Le voyageur qui s'arrête à Gruyères, séduit par un site incomparable peut être décontenancé. On trouve en effet des foisons de "Gruyères" sur le chemin de migration de ces échassiers. Tôt l'oiseau est devenu symbole de vigilance, de longévité, voire d' éternité. On le découvre dans le blason de la Haye, puis dans les Ardennes, en Bourgogne, en Suisse romane, en Savoie et enfin en Provence. Le village voisin de Grandvillard porte 2 grues affrontées et le marquisat de Vignon en Provence une grue à deux têtes couronnées d'or. Le symbole porte aussi des mystères, en Haute Savoie existe un village nommé aussi Gruyères, qui comporte aussi comme une constellation les villages de Pringy, Epagny, La Tour, Grand Villard (Grandvillard en Suisse). Cette constellation se retrouve au pied du Moléson !





Histoire du château



Pour vous donner envie de découvrir plus à fond ce haut lieu du Moyen Âge qu'est la cité de Gruyères, en voici une description.

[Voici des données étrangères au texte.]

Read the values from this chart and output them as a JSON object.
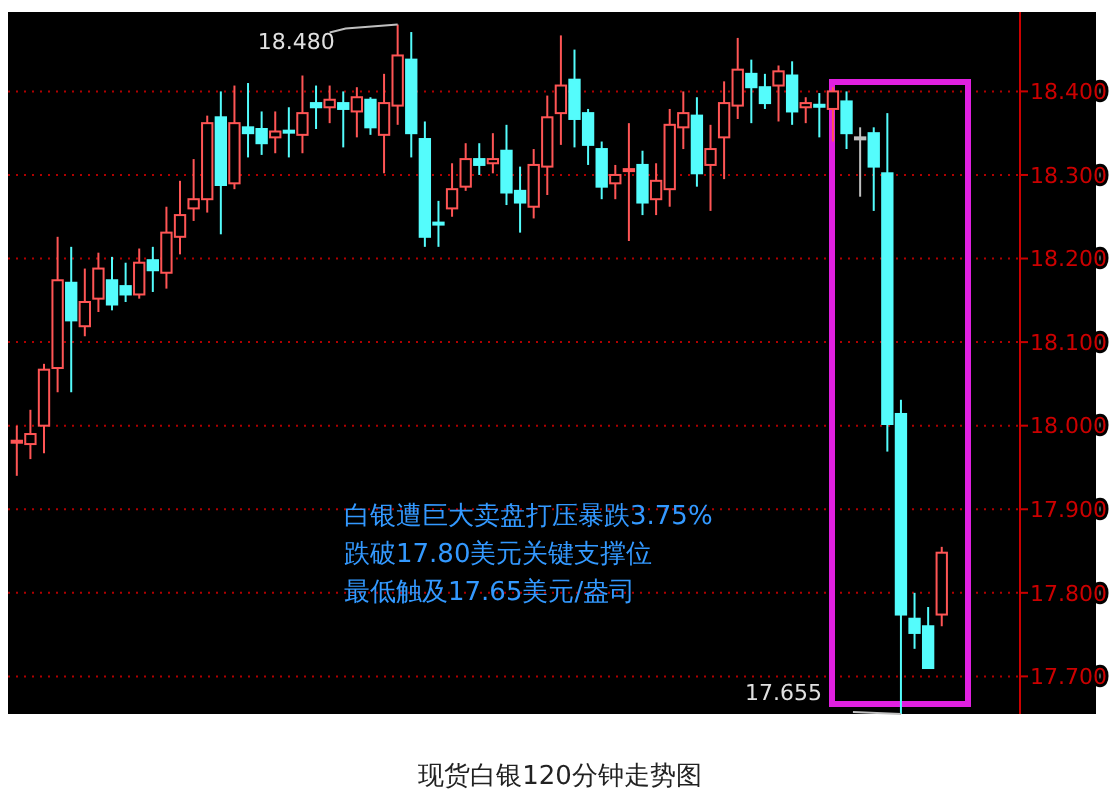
{
  "chart_data": {
    "type": "candlestick",
    "title": "现货白银120分钟走势图",
    "categories": [
      null,
      null,
      null,
      null,
      null,
      null,
      null,
      null,
      null,
      null,
      null,
      null,
      null,
      null,
      null,
      null,
      null,
      null,
      null,
      null,
      null,
      null,
      null,
      null,
      null,
      null,
      null,
      null,
      null,
      null,
      null,
      null,
      null,
      null,
      null,
      null,
      null,
      null,
      null,
      null,
      null,
      null,
      null,
      null,
      null,
      null,
      null,
      null,
      null,
      null,
      null,
      null,
      null,
      null,
      null,
      null,
      null,
      null,
      null,
      null,
      null,
      null,
      null,
      null,
      null,
      null,
      null,
      null,
      null
    ],
    "ohlc": [
      [
        17.982,
        18.0,
        17.94,
        17.982
      ],
      [
        17.978,
        18.019,
        17.96,
        17.99
      ],
      [
        18.0,
        18.074,
        17.967,
        18.067
      ],
      [
        18.069,
        18.226,
        18.04,
        18.174
      ],
      [
        18.171,
        18.214,
        18.04,
        18.126
      ],
      [
        18.119,
        18.188,
        18.107,
        18.148
      ],
      [
        18.152,
        18.207,
        18.136,
        18.188
      ],
      [
        18.174,
        18.202,
        18.138,
        18.145
      ],
      [
        18.167,
        18.195,
        18.148,
        18.157
      ],
      [
        18.157,
        18.212,
        18.152,
        18.195
      ],
      [
        18.198,
        18.214,
        18.16,
        18.186
      ],
      [
        18.183,
        18.262,
        18.164,
        18.231
      ],
      [
        18.226,
        18.293,
        18.205,
        18.252
      ],
      [
        18.26,
        18.319,
        18.245,
        18.271
      ],
      [
        18.271,
        18.371,
        18.255,
        18.362
      ],
      [
        18.369,
        18.4,
        18.229,
        18.288
      ],
      [
        18.29,
        18.407,
        18.283,
        18.362
      ],
      [
        18.357,
        18.41,
        18.321,
        18.35
      ],
      [
        18.355,
        18.376,
        18.324,
        18.338
      ],
      [
        18.345,
        18.376,
        18.326,
        18.352
      ],
      [
        18.353,
        18.381,
        18.321,
        18.352
      ],
      [
        18.348,
        18.419,
        18.326,
        18.374
      ],
      [
        18.386,
        18.407,
        18.355,
        18.381
      ],
      [
        18.381,
        18.407,
        18.362,
        18.39
      ],
      [
        18.386,
        18.4,
        18.333,
        18.379
      ],
      [
        18.376,
        18.405,
        18.345,
        18.393
      ],
      [
        18.39,
        18.393,
        18.348,
        18.357
      ],
      [
        18.348,
        18.421,
        18.302,
        18.386
      ],
      [
        18.383,
        18.48,
        18.36,
        18.443
      ],
      [
        18.438,
        18.471,
        18.321,
        18.35
      ],
      [
        18.343,
        18.364,
        18.214,
        18.226
      ],
      [
        18.243,
        18.269,
        18.214,
        18.241
      ],
      [
        18.26,
        18.314,
        18.25,
        18.283
      ],
      [
        18.286,
        18.338,
        18.281,
        18.319
      ],
      [
        18.319,
        18.338,
        18.3,
        18.312
      ],
      [
        18.314,
        18.35,
        18.302,
        18.319
      ],
      [
        18.329,
        18.36,
        18.264,
        18.279
      ],
      [
        18.281,
        18.31,
        18.231,
        18.267
      ],
      [
        18.262,
        18.331,
        18.248,
        18.312
      ],
      [
        18.31,
        18.395,
        18.276,
        18.369
      ],
      [
        18.374,
        18.467,
        18.336,
        18.407
      ],
      [
        18.414,
        18.45,
        18.333,
        18.367
      ],
      [
        18.374,
        18.379,
        18.312,
        18.336
      ],
      [
        18.331,
        18.34,
        18.271,
        18.286
      ],
      [
        18.29,
        18.312,
        18.271,
        18.3
      ],
      [
        18.305,
        18.362,
        18.221,
        18.307
      ],
      [
        18.312,
        18.329,
        18.252,
        18.267
      ],
      [
        18.271,
        18.314,
        18.252,
        18.293
      ],
      [
        18.283,
        18.379,
        18.262,
        18.36
      ],
      [
        18.357,
        18.4,
        18.331,
        18.374
      ],
      [
        18.371,
        18.393,
        18.286,
        18.302
      ],
      [
        18.312,
        18.36,
        18.257,
        18.331
      ],
      [
        18.345,
        18.412,
        18.295,
        18.386
      ],
      [
        18.383,
        18.464,
        18.367,
        18.426
      ],
      [
        18.421,
        18.438,
        18.362,
        18.405
      ],
      [
        18.405,
        18.421,
        18.379,
        18.386
      ],
      [
        18.407,
        18.431,
        18.364,
        18.424
      ],
      [
        18.419,
        18.436,
        18.36,
        18.376
      ],
      [
        18.381,
        18.393,
        18.362,
        18.386
      ],
      [
        18.384,
        18.398,
        18.345,
        18.383
      ],
      [
        18.379,
        18.405,
        18.34,
        18.4
      ],
      [
        18.388,
        18.4,
        18.331,
        18.35
      ],
      [
        18.345,
        18.357,
        18.274,
        18.345
      ],
      [
        18.35,
        18.357,
        18.257,
        18.31
      ],
      [
        18.302,
        18.374,
        17.969,
        18.002
      ],
      [
        18.014,
        18.031,
        17.655,
        17.774
      ],
      [
        17.769,
        17.8,
        17.733,
        17.752
      ],
      [
        17.76,
        17.783,
        17.71,
        17.71
      ],
      [
        17.774,
        17.855,
        17.76,
        17.848
      ]
    ],
    "colors": [
      "#ff5555",
      "#ff5555",
      "#ff5555",
      "#ff5555",
      "#54fcfc",
      "#ff5555",
      "#ff5555",
      "#54fcfc",
      "#54fcfc",
      "#ff5555",
      "#54fcfc",
      "#ff5555",
      "#ff5555",
      "#ff5555",
      "#ff5555",
      "#54fcfc",
      "#ff5555",
      "#54fcfc",
      "#54fcfc",
      "#ff5555",
      "#54fcfc",
      "#ff5555",
      "#54fcfc",
      "#ff5555",
      "#54fcfc",
      "#ff5555",
      "#54fcfc",
      "#ff5555",
      "#ff5555",
      "#54fcfc",
      "#54fcfc",
      "#54fcfc",
      "#ff5555",
      "#ff5555",
      "#54fcfc",
      "#ff5555",
      "#54fcfc",
      "#54fcfc",
      "#ff5555",
      "#ff5555",
      "#ff5555",
      "#54fcfc",
      "#54fcfc",
      "#54fcfc",
      "#ff5555",
      "#ff5555",
      "#54fcfc",
      "#ff5555",
      "#ff5555",
      "#ff5555",
      "#54fcfc",
      "#ff5555",
      "#ff5555",
      "#ff5555",
      "#54fcfc",
      "#54fcfc",
      "#ff5555",
      "#54fcfc",
      "#ff5555",
      "#54fcfc",
      "#ff5555",
      "#54fcfc",
      "#c0c0c0",
      "#54fcfc",
      "#54fcfc",
      "#54fcfc",
      "#54fcfc",
      "#54fcfc",
      "#ff5555"
    ],
    "ylim": [
      17.655,
      18.495
    ],
    "yticks": [
      {
        "value": 17.7,
        "label": "17.700"
      },
      {
        "value": 17.8,
        "label": "17.800"
      },
      {
        "value": 17.9,
        "label": "17.900"
      },
      {
        "value": 18.0,
        "label": "18.000"
      },
      {
        "value": 18.1,
        "label": "18.100"
      },
      {
        "value": 18.2,
        "label": "18.200"
      },
      {
        "value": 18.3,
        "label": "18.300"
      },
      {
        "value": 18.4,
        "label": "18.400"
      }
    ],
    "grid": "y",
    "annotations": [
      "18.480",
      "17.655",
      "白银遭巨大卖盘打压暴跌3.75%",
      "跌破17.80美元关键支撑位",
      "最低触及17.65美元/盎司"
    ]
  }
}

La croupe rocheuse qui, après avoir longé le bassin de Bulle (ville voisine), déborde vers l'est et resserre la vallée de la Sarine, était prédestinée à la construction d'une forteresse féodale. Un tel ouvrage devait permettre de contrôler le cours supérieur de la rivière qui, ici, quittait la montagne pour arroser une région mise en valeur à partir du XIe siècle, après maints défrichages. Du haut de cette éminence, il était facile de surveiller la vaste plaine s'étendant en bordure des Alpes.

Pour des raisons économiques, ceux qui devinrent propriétaires de cet ouvrage ne purent que souhaiter un tel contrôle, même si cela les fit entrer en conflit avec le centre ecclésiastique, et sans doute aussi séculier, de Bulle et ses maîtres, les évêques de Lausanne.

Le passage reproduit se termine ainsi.